Онъ развелъ руками, пошевелилъ пальцами, словно сжимая что-то, и протянулъ къ ней стиснутые кулаки:

— Ты видишь? Не нужно бояться, мнѣ не больно! Позови кума, онъ хотѣлъ видѣть ручную змѣю. Съ тѣхъ поръ, какъ людей ничто не убиваетъ, опасности нѣтъ; съ тѣхъ поръ и я самъ пересталъ убивать и никому не позволяю убивать змѣй. Смотри, — и онъ, смѣясь, повернулъ руку, — она не шевелится!

Фелисинья на ципочкахъ подошла къ матери и шепнула:

— Я пошлю за крестной, мама,

— Да, да, пошли скорѣй за Нья Бемвиндой, — сказала Анна-Роза и подошла къ мужу. Онъ съ жалостью посмотрѣлъ на нее, потомъ вздохнулъ и грустно проговорилъ:

— Ты не боишься, потому что не видишь. Господь отнялъ свѣтъ у твоихъ глазъ. — Онъ задумчиво погладилъ ее по щекѣ:

— Лягъ здѣсь, дорогая, — тихо проговорилъ онъ, — очень холодно. Лягъ со мною!

Анна-Роза упала на колѣни у постели и чувствовала на лицѣ палящее его дыханье.

— У тебя лихорадка, Кабіуна. Не говори, полежи спокойно.

— Это отъ солнца, отъ солнца! Лягъ здѣсь, дорогая… А гдѣ Фелисинья? Она убѣжала со страха?

Онъ закрылъ глаза и вскорѣ крѣпко заснулъ.

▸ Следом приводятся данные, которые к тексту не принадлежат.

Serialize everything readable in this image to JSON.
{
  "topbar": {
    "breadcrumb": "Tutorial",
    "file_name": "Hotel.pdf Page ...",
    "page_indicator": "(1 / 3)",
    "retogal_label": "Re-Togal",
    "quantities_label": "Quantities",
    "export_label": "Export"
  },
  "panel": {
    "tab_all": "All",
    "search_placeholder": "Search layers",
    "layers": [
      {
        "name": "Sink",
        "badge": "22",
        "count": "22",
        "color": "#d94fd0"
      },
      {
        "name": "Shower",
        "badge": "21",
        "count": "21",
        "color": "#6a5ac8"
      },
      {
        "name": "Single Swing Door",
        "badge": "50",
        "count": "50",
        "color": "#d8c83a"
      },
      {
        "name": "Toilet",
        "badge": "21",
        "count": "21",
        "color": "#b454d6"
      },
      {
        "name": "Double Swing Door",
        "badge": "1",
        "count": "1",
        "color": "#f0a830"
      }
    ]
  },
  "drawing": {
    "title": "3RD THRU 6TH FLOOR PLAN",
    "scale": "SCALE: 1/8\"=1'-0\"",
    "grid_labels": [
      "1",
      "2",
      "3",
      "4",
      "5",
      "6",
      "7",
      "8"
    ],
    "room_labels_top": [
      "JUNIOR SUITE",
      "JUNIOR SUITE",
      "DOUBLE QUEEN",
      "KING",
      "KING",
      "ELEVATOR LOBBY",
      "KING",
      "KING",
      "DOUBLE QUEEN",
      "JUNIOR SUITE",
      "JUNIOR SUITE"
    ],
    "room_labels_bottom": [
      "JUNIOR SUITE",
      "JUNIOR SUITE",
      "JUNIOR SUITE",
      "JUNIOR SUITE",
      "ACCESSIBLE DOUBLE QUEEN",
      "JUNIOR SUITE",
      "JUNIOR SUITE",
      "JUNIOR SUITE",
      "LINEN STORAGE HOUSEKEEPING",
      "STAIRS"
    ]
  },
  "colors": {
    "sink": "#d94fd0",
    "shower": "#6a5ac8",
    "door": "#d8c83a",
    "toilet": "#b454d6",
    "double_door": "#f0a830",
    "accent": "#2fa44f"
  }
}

Слѣпая сидѣла съежившись въ углу, неподвижная и безпомощная, всей силой своего измученнаго сердца цѣпляясь за послѣднюю надежду, и пламенно молилась.

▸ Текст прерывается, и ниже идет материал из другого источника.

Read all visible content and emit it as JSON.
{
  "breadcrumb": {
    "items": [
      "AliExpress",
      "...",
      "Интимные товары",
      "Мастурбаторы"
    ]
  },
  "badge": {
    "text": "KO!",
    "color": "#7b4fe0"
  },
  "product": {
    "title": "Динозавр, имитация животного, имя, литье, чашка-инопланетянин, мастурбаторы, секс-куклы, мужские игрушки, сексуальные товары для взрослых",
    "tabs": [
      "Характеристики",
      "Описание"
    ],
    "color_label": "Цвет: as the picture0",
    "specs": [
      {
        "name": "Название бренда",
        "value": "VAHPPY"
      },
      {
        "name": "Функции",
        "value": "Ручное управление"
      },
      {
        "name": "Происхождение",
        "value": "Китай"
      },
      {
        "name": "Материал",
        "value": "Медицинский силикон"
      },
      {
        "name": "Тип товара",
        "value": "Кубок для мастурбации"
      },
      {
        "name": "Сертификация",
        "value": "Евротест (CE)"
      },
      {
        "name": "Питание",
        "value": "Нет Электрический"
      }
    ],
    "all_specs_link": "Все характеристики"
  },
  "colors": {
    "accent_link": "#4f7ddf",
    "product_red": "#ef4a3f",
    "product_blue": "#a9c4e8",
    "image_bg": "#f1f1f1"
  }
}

Фелисинья поправила одѣяло больному и отослала негритянку, робко жавшуюся у двери, въ ожиданіи приказаній.

Анна-Роза тихонько поворачивала голову, слѣдя за шагами Фелисиньи, потомъ опять погружалась въ прежнюю неподвижность.

Въ комнату то и дѣло влетали свѣтляки, москиты вились надъ коптящей лампой, а снаружи, въ лѣсу, перекликались звѣри. Вѣтеръ съ воемъ проносился но деревьямъ, небо, черное, какъ катафалкъ, было усѣяно серебромъ и сливалось съ темной землею, мигавшей безчисленными огоньками свѣтящихся насѣкомыхъ. Въ темной глубинѣ глухо шумѣла рѣка.

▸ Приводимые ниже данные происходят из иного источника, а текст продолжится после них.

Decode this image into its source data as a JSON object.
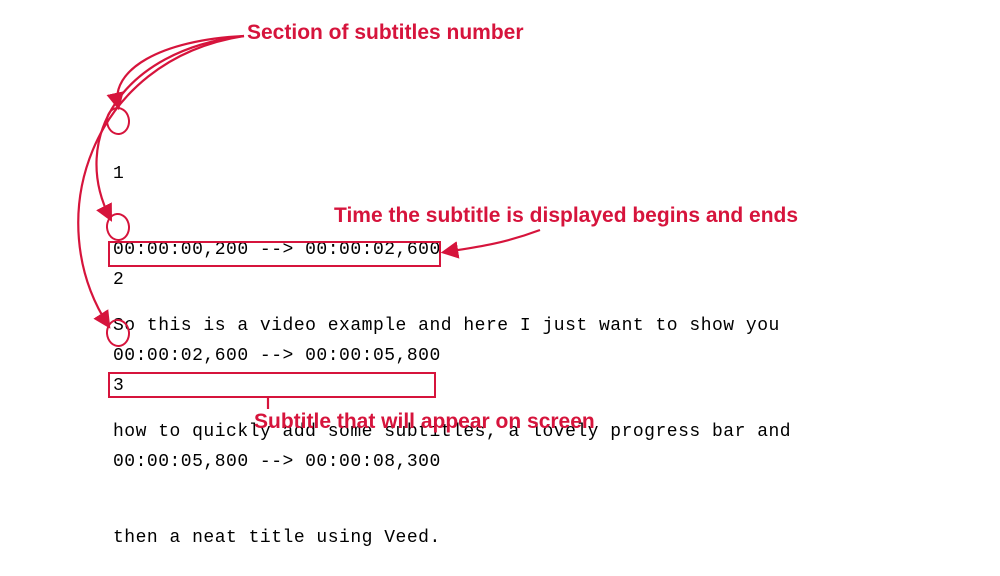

Кабіуна безпокойно метался подъ кучей одѣялъ и непрерывно бормоталъ что-то. Его мучила жажда, пересохшія губы потрескались, и лицо горѣло, какъ огонь. Слѣпая сидѣла у изголовья, тяжело вздыхая и изрѣдка прикладывая руку ко лбу больного.

На зарѣ Фелисинья, склонившись надъ отцомъ, замѣтила, что онъ лежитъ совершенно неподвижно и, какъ будто не дышитъ, сквозь полуоткрытыя вѣки виднѣлись остановившіеся зрачки, щеки его запали, и онъ былъ блѣденъ, какъ мертвецъ.

— Царица Небесная… отецъ! — вскрикнула Фелисинья и зарыдала.

При этихъ словахъ слѣпая вскочила въ ужасѣ и бросилась къ кровати, спотыкаясь и путаясь въ лежавшей на полу цыновкѣ.

— Что съ нимъ, Фелисинья? Что съ нимъ?

Но отвѣта не было: Фелисинья выбѣжала изъ комнаты — Фелисинья, Фелисинья! Гдѣ ты?

— Это я, Нья Роза, — сказала вошедшая негритянка. — Что вамъ угодно?

— Ахъ, это ты, Рита? Поскорѣе посмотри, что съ нимъ? Живъ ли онъ?

Негритянка осторожно нагнулась къ лицу больного:

— Онъ живъ, Нья Роза.

— Но онъ умретъ, Рита? Это смерть?

— Не знаю, Нья Роза! У него глаза закрыты, онъ не двигается и не говоритъ.

— Это смерть! Господи, Господи! — Кабіуна, взгляни на меня! Скажи хоть слово! — Она схватила мужа за плечи и трясла его. — Посмотри, Рита, онъ смотритъ на меня или нѣтъ?

— У него закрыты глаза, Нья Роза.

Негритянка принесла горячей воды и стала растирать Кабіунѣ ноги, стараясь согрѣть ихъ. Но нечувствительный ко всему, Кабіуна лежалъ попрежнему неподвижно. Негритянка, убѣдившись въ безплодности своихъ усилій, вскорѣ ушла, и мать и дочь остались однѣ.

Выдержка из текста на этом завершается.